Alors que les personnalités qui devaient siéger au sein de cette institution, sont déjà au complet, excepté celle qui doit être désignée par le Chef de l’Etat. L’élection des autres membres a été achevée, à savoir les représentants du Sénat, de l’Assemblée nationale, de la Haute cour constitutionnelle, de l’ordre des journalistes, de l’Ordre des avocats, de la Cour suprême réunie en assemblée générale, ceux des organisations ou associations légalement constituées œuvrant pour la démocratie et l’Etat de droit, ainsi que les représentants de la Commission nationale indépendante des  droits  de l’homme (CNIDH).

Délai expiré

Le dernier soubresaut dans la mise en place de cette institution concernait l’élection de l’ancien ministre de la Justice Imbiki Anaklet au sein de cet organe. L’élection a été constatée par des proches de la Présidence qui avait décidé de porter l’affaire devant le Conseil d’Etat. Sauf que ce dernier a déjà donné raison à la CNIDH en assurant que le processus électoral avait été suivi. Selon un juriste contacté au téléphone, la mise en place de cette institution semble bloquée au niveau de la Présidence. «Il suffit d’un décret de constatation des élections et cela est irréversible mais jusqu’ici, ce décret reste toujours en attente», a expliqué notre source. Par ailleurs, la loi souligne que la Présidence n’a que deux mois après la réception du dernier pli des élections. «Ce délai a largement expiré», a ajouté notre source.

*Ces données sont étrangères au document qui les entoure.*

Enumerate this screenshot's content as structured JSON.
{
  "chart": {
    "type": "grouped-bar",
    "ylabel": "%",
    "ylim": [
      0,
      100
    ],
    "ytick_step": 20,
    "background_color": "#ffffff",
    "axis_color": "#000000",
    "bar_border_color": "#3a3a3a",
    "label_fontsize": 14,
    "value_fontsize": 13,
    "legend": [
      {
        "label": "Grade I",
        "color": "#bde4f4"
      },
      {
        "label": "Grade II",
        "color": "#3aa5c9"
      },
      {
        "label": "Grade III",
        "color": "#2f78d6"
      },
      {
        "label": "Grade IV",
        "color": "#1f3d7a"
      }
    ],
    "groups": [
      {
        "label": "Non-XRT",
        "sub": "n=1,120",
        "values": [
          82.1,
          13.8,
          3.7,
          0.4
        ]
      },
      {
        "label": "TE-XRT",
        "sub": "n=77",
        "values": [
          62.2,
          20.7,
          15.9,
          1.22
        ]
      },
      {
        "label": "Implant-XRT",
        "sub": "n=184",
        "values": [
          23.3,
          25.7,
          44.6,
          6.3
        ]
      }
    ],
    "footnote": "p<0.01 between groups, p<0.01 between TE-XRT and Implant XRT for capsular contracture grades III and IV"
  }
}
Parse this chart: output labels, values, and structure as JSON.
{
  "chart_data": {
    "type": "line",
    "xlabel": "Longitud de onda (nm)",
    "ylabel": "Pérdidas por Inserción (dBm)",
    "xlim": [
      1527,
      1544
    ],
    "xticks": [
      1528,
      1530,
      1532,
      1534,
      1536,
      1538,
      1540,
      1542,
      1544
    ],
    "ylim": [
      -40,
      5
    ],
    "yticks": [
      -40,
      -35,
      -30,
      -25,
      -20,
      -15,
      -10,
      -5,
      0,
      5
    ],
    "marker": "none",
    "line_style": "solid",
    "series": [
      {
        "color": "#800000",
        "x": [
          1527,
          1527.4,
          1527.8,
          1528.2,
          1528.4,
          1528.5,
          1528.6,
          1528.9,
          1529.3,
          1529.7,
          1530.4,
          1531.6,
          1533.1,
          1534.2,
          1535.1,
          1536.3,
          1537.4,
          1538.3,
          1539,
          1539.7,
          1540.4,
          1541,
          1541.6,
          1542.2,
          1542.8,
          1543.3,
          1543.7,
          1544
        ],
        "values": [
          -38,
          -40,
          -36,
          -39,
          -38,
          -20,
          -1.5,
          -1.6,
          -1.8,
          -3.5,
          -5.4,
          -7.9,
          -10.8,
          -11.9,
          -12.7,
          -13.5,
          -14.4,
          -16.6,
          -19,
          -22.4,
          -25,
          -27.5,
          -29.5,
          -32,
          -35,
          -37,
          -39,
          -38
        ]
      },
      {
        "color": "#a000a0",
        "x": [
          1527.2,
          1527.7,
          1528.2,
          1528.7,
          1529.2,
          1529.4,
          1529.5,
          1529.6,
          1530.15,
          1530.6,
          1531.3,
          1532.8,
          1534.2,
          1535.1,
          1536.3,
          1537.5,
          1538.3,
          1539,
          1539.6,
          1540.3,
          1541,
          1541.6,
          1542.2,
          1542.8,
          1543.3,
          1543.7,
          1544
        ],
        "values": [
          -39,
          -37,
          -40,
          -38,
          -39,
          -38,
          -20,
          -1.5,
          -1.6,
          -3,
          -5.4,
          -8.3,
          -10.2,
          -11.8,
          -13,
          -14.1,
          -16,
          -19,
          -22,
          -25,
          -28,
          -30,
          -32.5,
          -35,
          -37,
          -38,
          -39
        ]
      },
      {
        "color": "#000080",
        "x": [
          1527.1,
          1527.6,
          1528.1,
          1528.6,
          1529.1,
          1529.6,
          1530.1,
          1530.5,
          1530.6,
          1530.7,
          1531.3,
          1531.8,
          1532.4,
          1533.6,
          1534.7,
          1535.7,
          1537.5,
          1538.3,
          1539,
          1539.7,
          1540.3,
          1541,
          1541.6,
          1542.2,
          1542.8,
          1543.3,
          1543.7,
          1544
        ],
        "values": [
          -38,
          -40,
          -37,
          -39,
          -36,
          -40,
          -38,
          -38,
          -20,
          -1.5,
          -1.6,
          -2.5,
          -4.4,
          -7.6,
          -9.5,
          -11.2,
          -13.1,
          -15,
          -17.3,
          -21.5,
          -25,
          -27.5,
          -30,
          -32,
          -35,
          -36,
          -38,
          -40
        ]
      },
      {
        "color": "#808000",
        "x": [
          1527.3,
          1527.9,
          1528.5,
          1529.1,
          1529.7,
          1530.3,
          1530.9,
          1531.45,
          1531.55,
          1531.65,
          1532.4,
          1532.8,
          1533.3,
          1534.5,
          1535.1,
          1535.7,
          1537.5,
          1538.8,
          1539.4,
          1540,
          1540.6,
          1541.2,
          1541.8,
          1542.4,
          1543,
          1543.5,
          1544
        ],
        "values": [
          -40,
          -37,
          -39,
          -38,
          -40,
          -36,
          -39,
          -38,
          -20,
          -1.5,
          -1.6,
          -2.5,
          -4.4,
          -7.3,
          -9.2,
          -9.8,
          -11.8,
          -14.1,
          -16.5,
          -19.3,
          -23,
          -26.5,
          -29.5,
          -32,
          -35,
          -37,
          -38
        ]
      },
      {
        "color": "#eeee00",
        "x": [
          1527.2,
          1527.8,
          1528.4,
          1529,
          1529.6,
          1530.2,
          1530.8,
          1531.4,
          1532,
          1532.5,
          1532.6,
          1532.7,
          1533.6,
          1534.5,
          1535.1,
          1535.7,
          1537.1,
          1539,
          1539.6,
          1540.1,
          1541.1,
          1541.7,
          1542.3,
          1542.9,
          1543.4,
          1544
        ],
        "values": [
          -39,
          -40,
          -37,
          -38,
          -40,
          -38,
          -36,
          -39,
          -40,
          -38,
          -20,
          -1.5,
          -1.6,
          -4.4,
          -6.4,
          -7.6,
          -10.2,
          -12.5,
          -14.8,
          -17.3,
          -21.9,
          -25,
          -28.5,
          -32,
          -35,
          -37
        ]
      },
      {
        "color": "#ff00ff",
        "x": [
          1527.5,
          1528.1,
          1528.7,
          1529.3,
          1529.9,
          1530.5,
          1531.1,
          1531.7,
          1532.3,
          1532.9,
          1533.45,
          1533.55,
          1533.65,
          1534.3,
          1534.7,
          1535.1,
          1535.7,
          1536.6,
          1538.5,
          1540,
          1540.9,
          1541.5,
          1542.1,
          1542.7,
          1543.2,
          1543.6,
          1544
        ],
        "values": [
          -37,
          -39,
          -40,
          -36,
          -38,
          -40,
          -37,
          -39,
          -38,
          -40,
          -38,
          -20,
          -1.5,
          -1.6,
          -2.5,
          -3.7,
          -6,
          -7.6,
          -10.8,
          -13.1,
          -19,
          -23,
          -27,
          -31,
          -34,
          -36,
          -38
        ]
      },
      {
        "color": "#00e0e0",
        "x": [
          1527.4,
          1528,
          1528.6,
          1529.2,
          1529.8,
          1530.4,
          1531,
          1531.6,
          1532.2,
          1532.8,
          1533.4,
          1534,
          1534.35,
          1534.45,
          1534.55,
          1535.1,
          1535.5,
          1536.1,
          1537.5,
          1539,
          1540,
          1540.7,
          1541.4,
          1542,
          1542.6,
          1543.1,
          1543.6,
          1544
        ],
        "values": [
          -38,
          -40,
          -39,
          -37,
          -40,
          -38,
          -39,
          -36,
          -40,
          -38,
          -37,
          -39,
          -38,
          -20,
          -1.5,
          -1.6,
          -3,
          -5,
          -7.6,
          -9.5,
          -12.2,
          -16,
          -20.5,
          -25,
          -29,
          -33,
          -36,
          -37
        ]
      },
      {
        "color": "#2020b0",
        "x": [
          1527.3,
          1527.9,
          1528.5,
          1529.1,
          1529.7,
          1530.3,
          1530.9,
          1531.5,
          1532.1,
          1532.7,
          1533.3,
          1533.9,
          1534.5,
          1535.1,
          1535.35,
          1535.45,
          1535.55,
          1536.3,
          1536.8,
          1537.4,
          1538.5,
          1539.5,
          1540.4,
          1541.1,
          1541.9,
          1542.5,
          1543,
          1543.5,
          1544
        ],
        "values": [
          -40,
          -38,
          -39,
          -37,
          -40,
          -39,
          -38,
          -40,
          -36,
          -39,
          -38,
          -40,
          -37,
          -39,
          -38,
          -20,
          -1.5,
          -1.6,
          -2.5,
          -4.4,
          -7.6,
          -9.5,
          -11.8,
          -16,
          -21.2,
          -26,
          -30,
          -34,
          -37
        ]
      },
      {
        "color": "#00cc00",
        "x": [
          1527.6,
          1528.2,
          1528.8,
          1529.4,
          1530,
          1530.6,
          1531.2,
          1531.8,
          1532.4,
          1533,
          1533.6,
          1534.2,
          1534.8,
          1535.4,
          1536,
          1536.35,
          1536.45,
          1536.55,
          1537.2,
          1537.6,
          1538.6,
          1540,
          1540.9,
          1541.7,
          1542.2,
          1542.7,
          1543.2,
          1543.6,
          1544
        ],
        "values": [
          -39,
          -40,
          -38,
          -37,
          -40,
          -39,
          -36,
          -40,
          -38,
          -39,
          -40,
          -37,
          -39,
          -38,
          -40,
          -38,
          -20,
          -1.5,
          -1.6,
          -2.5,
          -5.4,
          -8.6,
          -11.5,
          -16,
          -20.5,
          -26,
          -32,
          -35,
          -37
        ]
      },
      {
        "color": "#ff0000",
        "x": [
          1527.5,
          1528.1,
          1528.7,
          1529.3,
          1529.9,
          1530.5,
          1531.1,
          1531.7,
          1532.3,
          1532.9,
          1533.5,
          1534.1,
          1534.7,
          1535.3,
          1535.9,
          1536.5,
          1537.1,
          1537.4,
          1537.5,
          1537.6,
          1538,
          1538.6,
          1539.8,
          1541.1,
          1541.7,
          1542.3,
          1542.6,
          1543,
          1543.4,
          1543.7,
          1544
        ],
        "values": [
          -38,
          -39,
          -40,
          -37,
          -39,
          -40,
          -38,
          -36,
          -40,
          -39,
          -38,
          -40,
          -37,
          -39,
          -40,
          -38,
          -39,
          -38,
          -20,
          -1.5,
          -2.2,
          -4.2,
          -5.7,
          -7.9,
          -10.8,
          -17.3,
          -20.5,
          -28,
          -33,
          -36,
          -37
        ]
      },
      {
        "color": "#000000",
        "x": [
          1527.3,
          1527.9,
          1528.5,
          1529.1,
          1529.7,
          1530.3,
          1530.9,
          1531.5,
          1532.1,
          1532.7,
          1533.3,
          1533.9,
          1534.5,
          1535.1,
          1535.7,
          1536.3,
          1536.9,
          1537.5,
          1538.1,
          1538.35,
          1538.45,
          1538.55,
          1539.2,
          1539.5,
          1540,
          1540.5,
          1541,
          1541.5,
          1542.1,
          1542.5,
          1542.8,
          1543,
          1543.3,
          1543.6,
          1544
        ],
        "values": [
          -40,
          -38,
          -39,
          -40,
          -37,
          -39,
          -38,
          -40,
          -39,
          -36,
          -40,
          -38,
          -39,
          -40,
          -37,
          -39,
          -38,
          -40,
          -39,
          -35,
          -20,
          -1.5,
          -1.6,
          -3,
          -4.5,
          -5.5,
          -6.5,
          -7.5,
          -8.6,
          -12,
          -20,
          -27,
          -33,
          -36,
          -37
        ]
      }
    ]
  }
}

L’un des nombreux griefs des députés lors du déclenchement de la procédure de déchéance du Chef de l’Etat en 2017 concerne justement le retard dans la mise en place des institutions comme la HCJ. Deux ans après, c’est encore le statu quo. La Haute cour constitutionnelle (HCC) avait d’ailleurs acculé les députés dans cette procédure en soutenant qu’ «il s’agit d’  une obligation de moyens et non de résultat». Et même si la Haute Cour avait estimé qu’il convient de parachever le processus de désignation des membres qui a déjà commencé, cela ne s’est pas concrétisé. L’Exécutif a choisi d’ignorer tous ce qui pourrait lui embarrasser. Il faut en effet souligner que deux des membres du HCDEDD siègeront à la Haute cour de justice.